Chapter 2: The Hidden City of Data Movement
The Mux You Never Think About
Now that we have our multiply-accumulate circuit — 16 AND gates and 16 full adders, a neat little package — we need to use it. That means connecting it to memory, feeding it numbers, and storing the results.
This is where the costs explode.
Picture a simple processor core. It has a register file — a small, fast local memory — with, say, eight entries, each holding a four-bit number. It has one multiply-accumulate unit. To perform one MAC, the core needs to grab three numbers from the register file (two inputs and one accumulator), feed them into the MAC, and write the result back.
How do you select which three of the eight registers to read?

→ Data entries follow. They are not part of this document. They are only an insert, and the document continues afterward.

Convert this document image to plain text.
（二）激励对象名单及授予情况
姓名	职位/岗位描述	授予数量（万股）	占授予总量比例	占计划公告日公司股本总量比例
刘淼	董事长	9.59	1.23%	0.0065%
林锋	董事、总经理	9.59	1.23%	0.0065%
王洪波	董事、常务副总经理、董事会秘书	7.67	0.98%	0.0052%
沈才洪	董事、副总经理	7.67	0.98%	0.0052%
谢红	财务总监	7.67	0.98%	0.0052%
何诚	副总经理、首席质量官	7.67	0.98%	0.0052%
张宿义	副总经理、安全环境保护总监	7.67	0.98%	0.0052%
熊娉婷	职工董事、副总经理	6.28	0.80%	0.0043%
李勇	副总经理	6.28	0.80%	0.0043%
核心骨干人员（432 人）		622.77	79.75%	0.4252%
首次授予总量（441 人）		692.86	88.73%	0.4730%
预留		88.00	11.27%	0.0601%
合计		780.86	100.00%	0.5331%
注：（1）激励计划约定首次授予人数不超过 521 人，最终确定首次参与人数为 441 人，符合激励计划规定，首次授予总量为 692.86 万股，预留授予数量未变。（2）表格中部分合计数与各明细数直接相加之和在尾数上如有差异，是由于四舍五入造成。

You use a circuit called a multiplexer, or mux for short.
A mux is a selector. It takes multiple inputs and, depending on a control signal, passes one of them through. You never see it. Your code never mentions it. But it is there, physically present on the chip, consuming area and power for every single register read.
What a Mux Actually Costs
To build an 8-input mux for a 1-bit signal, you AND each of the eight inputs with a mask that says "is this the one I want?" and then OR all the masked results together. That's 8 AND gates and 7 OR gates — 15 gates total. For p bits, multiply by p. For our 4-bit case, that's 32 AND gates plus 28 OR gates.
And you need three muxes — one for each input to the MAC. That's 96 AND gates just for data movement.
Compare that to the MAC itself: 16 AND gates plus 16 full adders. The full adder, being a larger gate, costs more area than a single AND, but even accounting for that, the data movement circuitry is many times more expensive than the computation.
In this toy example, seven-eighths of the chip area is spent on moving data. Only one-eighth is spent on actual math.
The Problem of the Register File
This ratio gets worse as the register file gets larger. A CPU might have hundreds of registers. A CUDA core might have thousands. Every additional register means a larger mux, which means more gates. The relationship is linear — double the registers, double the mux cost — but the compute unit doesn't grow at all. The same MAC, the same gate count, handling more and more overhead.
This is the hidden tax of general-purpose processors. They spend an enormous fraction of their silicon on flexibility — on the ability to read any register, operate on any data, handle any instruction. That flexibility is paid for in gates, and those gates don't do computation.
The Pre-Volta World
Before NVIDIA introduced Tensor Cores in the Volta architecture (2017), every CUDA core used exactly this design. Each core had its own register file, its own muxes, its own small ALU. Programs could issue arbitrary instructions and read any register they wanted. The software was maximally flexible.
The hardware was maximally inefficient.
The ratio of data-movement gates to compute gates was so lopsided that most of the chip was doing nothing useful at any given moment. The cores were small, the register-file overhead large, and the amount of actual multiply-accumulate happening per square millimeter of silicon was pathetically low.
Something had to change. The change was the systolic array.